Si on considère les dépressifs, les hypomaniaques, les psychotiques et autres frères d’âme comme détenteurs d’une existence de moindre valeur, on aurait pu se passer des lumières de Charles Darwin, Sylvia Plath, Winston Churchill, Isaac Newton, Marilyn Monroe, Hubert Aquin ou Nelly Arcan ? J’en doute.

La psychiatrie est une jeune science balbutiante ; loin de maîtriser les tenants et aboutissants de la santé mentale, elle tâtonne. De mieux en mieux, sans doute, mais hier encore, les lobotomies, les douches glacées et les électrochocs étaient monnaie courante. Et aujourd’hui, les molécules utilisées dans la médication ne fonctionnent jamais pour tous les patients partageant le même diagnostic, et s’accompagnent souvent d’une kyrielle d’effets secondaires tous plus délétères les uns que les autres. Qu’elle serve d’alternative ou de complément, la psychothérapie a ses limites. La méditation et la camomille aussi.

Celui qui est malheureux n’est pas condamné à le rester. A contrario, il est commun de voir la femme forte ou le pilier de famille s’effondrer. Bien peu de choses sont nécessaires pour ébrécher la psyché humaine ; un peu de négligence parentale, une humiliation soutenue, une dépendance qui dégénère, une rupture violente ou un état de stress post-traumatique. Pas plus. Il suffit d’une certaine prédisposition à l’anxiété, à la dépression, aux bouffées délirantes ou à la psychose et nous sommes partis pour un tour de manège. Personne n’est à l’abri. On n’y peut rien, ou si peu : accueillir, aimer, pardonner, chercher à comprendre.

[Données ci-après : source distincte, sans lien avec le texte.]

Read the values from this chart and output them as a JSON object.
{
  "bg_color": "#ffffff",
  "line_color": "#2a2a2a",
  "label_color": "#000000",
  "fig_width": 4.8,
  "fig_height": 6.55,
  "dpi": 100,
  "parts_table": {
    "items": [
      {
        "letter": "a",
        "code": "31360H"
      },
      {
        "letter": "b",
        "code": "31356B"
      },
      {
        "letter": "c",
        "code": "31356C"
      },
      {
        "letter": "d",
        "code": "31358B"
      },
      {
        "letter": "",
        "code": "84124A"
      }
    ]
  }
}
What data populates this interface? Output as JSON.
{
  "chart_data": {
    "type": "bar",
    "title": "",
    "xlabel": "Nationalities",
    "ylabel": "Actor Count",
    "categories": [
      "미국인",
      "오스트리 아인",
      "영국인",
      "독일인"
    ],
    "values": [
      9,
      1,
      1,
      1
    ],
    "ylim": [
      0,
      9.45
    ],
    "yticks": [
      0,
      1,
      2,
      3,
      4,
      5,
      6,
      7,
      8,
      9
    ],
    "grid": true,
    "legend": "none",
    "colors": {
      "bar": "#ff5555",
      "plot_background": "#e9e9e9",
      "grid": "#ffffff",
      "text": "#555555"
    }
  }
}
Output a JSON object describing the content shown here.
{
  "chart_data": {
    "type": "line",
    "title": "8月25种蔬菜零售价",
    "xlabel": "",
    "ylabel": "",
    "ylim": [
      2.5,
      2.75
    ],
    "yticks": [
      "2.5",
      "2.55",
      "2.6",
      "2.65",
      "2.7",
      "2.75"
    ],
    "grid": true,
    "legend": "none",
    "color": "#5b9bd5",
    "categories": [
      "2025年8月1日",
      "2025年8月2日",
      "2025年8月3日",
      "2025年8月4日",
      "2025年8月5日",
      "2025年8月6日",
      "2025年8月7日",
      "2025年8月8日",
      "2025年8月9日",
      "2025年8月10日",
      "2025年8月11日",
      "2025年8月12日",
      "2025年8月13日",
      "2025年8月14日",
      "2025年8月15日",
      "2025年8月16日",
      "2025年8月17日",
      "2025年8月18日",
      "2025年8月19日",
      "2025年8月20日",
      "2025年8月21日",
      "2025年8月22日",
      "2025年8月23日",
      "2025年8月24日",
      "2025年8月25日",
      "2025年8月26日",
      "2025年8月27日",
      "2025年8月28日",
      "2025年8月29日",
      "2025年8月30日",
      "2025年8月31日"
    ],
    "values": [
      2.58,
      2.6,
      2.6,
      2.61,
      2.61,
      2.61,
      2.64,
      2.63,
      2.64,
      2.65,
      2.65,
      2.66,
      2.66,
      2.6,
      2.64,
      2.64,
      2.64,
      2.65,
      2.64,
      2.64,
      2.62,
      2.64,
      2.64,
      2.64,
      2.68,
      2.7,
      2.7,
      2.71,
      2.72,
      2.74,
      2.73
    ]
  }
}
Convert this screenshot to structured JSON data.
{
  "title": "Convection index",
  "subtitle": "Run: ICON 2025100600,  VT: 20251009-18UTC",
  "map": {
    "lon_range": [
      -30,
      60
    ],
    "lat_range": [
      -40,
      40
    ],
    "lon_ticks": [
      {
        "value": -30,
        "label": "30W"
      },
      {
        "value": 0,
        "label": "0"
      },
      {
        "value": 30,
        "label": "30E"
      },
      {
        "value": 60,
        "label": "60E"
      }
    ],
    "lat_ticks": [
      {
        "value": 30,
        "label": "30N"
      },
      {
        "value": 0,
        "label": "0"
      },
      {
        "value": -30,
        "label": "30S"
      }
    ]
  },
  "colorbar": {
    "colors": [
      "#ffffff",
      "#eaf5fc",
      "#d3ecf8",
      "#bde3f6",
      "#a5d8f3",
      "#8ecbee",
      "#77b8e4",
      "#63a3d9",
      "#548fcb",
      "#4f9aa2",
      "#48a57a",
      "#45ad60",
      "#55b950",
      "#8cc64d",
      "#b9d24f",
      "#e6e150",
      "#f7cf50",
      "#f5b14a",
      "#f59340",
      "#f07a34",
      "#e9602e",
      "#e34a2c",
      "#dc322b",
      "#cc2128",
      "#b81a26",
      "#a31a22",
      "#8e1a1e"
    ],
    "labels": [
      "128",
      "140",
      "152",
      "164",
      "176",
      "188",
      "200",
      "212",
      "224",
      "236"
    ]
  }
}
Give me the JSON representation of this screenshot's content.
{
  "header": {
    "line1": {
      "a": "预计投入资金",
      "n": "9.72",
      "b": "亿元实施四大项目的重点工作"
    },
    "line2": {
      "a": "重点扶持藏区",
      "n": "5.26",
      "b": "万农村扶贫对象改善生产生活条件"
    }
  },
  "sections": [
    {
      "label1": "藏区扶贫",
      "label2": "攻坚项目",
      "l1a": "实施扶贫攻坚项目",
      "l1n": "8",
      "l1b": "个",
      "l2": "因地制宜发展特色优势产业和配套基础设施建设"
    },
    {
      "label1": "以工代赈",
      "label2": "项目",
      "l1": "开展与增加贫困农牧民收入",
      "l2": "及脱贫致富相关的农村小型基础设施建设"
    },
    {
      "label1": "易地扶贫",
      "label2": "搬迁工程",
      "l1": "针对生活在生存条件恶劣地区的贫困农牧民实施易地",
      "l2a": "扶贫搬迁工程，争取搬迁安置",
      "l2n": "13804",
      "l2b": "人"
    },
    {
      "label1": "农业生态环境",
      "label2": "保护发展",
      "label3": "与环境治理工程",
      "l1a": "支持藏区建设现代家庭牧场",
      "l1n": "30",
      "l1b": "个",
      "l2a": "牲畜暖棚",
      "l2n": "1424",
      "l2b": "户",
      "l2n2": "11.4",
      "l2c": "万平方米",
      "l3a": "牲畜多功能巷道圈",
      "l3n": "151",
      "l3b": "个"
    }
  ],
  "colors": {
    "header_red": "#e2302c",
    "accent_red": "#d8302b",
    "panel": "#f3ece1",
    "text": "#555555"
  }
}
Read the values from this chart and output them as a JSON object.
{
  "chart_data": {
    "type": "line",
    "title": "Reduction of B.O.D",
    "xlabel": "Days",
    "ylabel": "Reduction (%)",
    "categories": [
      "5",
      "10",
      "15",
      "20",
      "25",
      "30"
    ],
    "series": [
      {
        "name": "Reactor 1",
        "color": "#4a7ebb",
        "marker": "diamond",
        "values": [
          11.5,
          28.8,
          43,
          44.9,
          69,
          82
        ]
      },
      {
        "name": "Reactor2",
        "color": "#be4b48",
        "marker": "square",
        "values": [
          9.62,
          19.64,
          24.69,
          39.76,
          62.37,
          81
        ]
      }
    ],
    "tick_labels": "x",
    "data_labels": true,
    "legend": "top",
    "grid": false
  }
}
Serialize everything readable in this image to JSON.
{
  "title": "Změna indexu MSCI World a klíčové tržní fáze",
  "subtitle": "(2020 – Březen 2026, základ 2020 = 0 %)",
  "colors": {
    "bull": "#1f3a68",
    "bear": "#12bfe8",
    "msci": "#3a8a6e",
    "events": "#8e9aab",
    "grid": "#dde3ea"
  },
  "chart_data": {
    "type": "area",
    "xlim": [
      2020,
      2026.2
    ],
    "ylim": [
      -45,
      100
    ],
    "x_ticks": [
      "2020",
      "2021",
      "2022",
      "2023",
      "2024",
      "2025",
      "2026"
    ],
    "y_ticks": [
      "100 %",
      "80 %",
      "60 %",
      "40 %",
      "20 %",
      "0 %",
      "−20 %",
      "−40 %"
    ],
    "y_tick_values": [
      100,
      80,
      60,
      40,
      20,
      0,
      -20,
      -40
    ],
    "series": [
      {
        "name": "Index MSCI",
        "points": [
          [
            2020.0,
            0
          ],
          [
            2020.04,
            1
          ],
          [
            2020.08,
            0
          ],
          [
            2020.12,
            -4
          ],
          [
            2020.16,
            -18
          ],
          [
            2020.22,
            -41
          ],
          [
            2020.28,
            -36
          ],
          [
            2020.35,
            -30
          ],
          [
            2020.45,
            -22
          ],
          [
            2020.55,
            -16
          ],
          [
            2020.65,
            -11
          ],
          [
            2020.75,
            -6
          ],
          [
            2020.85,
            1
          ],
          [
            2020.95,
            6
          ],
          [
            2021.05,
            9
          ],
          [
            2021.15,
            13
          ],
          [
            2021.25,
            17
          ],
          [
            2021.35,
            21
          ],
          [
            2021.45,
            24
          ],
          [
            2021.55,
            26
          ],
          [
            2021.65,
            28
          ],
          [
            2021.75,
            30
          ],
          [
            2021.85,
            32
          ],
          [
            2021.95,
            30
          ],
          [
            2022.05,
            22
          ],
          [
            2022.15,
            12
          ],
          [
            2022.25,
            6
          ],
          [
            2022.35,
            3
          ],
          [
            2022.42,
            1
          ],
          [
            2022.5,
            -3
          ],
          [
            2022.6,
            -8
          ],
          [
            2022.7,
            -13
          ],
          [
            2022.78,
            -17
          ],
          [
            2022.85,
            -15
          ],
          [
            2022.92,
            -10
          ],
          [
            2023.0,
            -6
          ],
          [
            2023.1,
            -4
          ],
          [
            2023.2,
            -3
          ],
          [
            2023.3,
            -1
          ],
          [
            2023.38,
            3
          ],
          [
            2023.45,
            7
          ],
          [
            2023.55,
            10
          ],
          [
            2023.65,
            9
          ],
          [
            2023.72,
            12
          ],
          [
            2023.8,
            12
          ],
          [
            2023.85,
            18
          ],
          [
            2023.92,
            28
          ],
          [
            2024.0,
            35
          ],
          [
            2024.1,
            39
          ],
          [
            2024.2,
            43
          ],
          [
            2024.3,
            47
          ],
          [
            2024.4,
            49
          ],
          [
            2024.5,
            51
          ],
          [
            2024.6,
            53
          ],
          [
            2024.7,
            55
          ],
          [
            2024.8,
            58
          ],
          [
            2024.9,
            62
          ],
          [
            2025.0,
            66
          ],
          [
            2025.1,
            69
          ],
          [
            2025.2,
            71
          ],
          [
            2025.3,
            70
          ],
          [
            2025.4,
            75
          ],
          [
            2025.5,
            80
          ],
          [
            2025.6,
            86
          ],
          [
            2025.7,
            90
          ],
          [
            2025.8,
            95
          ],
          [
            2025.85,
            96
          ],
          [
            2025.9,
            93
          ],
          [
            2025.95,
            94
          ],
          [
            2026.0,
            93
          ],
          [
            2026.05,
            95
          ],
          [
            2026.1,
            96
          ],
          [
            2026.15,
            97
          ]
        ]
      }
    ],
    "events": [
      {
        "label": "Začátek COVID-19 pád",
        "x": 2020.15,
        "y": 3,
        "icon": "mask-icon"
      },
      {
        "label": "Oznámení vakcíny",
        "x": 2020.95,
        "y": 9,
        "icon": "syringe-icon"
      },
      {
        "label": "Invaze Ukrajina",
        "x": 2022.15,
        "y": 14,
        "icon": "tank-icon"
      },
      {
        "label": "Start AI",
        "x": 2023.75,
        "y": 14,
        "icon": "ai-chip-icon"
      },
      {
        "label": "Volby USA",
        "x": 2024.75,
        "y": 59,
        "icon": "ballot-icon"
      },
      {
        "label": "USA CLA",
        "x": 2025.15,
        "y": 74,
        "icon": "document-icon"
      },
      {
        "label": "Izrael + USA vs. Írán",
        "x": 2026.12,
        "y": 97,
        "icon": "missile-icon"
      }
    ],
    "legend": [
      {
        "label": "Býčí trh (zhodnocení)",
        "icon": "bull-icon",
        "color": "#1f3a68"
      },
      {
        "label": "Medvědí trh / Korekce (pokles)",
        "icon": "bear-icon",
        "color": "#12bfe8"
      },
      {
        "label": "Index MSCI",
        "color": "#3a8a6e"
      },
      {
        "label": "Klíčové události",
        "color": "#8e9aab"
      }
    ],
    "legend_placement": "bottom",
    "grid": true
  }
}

C’est vrai, nos morts ne souffrent plus. Si notre deuil s’en trouve apaisé, gardons en tête que nos malheureux avaient encore envie de vivre. Ultime injustice, dans ce bout de vie qui leur est arraché pourrait se cacher la quiétude, peut-être même qu’avec quelques mois, quelques années de plus, ils auraient pu goûter à cette mystérieuse patente qu’on appelle le bonheur.